Enfim, em quarto lugar, os escritores principais, tornou manifesto o seu princípio: o naturalismo prático ou, o que é o mesmo, a negação prática do sobrenatural, princípio que às vezes se confessa sob a seguinte forma: “A mortificação não é da essência do Cristianismo”.
 
É claro que estas invenções mais ou menos habilmente expostas não têm nenhuma relação com a vida e a doutrina de Nosso Senhor e dos Santos. O Salvador não desceu à terra para fazer uma obra humana de filantropia mas uma obra divina de caridade. Ele a realizou falando aos homens mais dos seus deveres que de seus direitos, dizendo-lhes da necessidade de morrer completamente para o pecado para receber em abundância uma vida e quis lhes testemunhar seu amor até morrer sobre a cruz para resgatá-los.
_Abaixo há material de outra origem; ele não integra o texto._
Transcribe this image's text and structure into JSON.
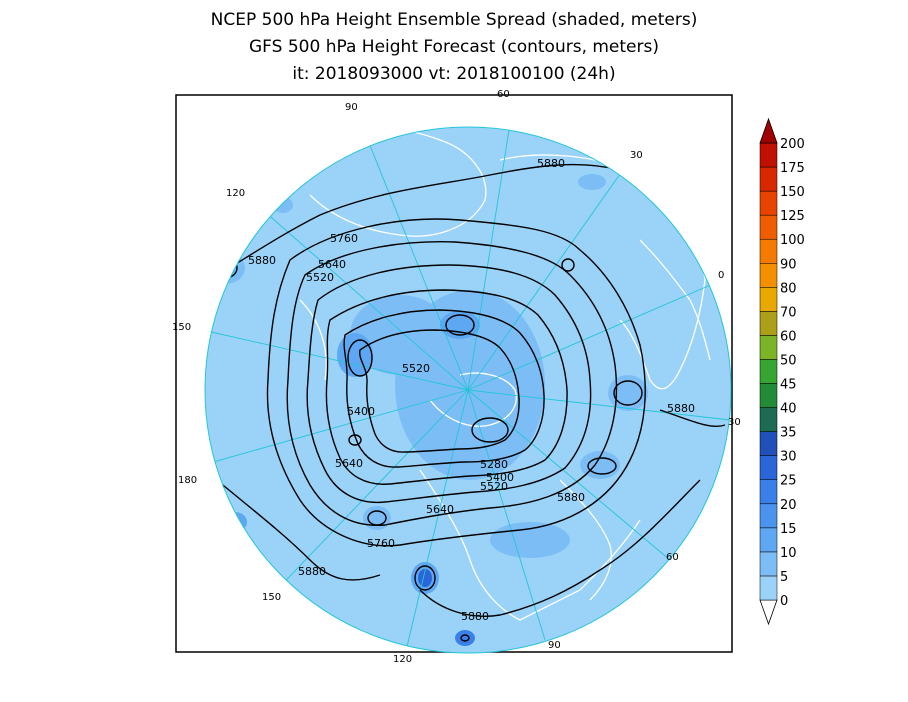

Os santos seguiram-nO, estão todos marcados com a efígie de Jesus crucificado, todos amaram a mortificação e a cruz, tanto os santos da Igreja primitiva como os primeiros mártires como os da Idade Média, como um São Bernardo, um São Domingos, um São Francisco de Assis ou aqueles mais recentes como um São Bento José Labre ou o Santo Cura D’Ars.
 
É que Nosso Senhor havia dito “dirigindo-se a todos”; “Se alguém quer vir após mim que renuncie a si mesmo, tome cada dia sua cruz e siga-me. Porque aquele que quiser salvar sua vida, perde-la-á e aquele que perder sua vida por minha causa, salva-la-á. De que serve ao homem ganhar o universo se se perde a si mesmo?” (Luc. IX, 23).